R- Donc il faut les éviter en continuant exactement le cap que j'ai fixé l'an dernier et en accélérant les choses. Je crois tout d'abord que cette transparence est indispensable, c'est celle qui peut donner confiance. Et les résultats sont là. Il y avait l'an dernier 11 % des hôpitaux qui avaient le meilleur classement possible, ils sont aujourd'hui plus d'un tiers, donc le progrès a été spectaculaire. Plus de la moitié des hôpitaux ont changé de classe, ont amélioré leurs résultats en matière de lutte contre les infections nosocomiales, mais même si nous sommes parmi les meilleurs pays d'Europe, je ne peux pas me contenter de ce résultat, je veux que l'on fasse davantage.

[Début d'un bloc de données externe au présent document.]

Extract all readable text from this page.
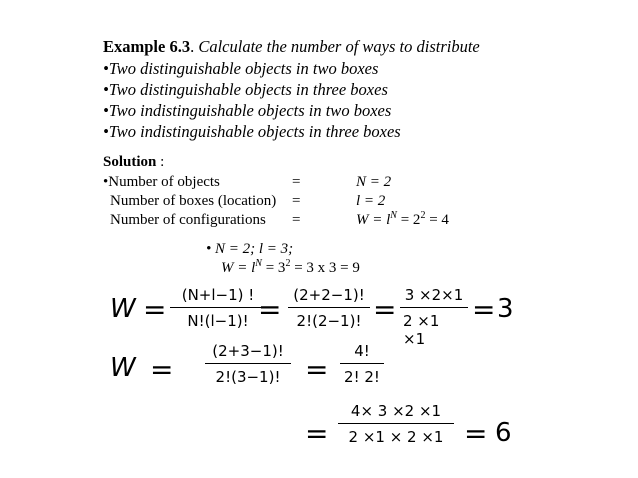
Example 6.3. Calculate the number of ways to distribute
•Two distinguishable objects in two boxes
•Two distinguishable objects in three boxes
•Two indistinguishable objects in two boxes
•Two indistinguishable objects in three boxes
Solution :
•Number of objects	=	N = 2
Number of boxes (location) =	l = 2
Number of configurations =	$W = l^N = 2^2 = 4$
• N = 2; l = 3;
$W = l^N = 3^2 = 3$ x 3 = 9
W = (N+l−1) !
N!(l−1)! = (2+2−1)!
2!(2−1)! = 3 ×2×1
2 ×1 ×1
= 3
W =
(2+3−1)!
2!(3−1)! =
4!
2! 2!
=
4× 3 ×2 ×1
2 ×1 × 2 ×1 = 6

Nous allons donc publier de nouveaux tableaux de bord, de nouveaux indicateurs et puis on va développer aussi l'usage, le réflexe de se laver les mains, parce qu'il y a encore aujourd'hui trop d'endroits dans lesquels ce n'est pas systématique.
Q- On s'aperçoit - les chiffres sont impressionnants - qu'à peine la moitié des intervenants dans les hôpitaux se lavent les mains entre deux soins, c'est in croyable.
R- Voilà pourquoi il faut continuer dans cet esprit. Alors je veux que dans un premier temps, dans tous les services, quand on rentre dans tous les services, il y ait des endroits où l'on puisse utiliser ces fameuses solutions hydro alcooliques. Il y a des endroits où aujourd'hui c'est une évidence, vous allez en néonatalogie...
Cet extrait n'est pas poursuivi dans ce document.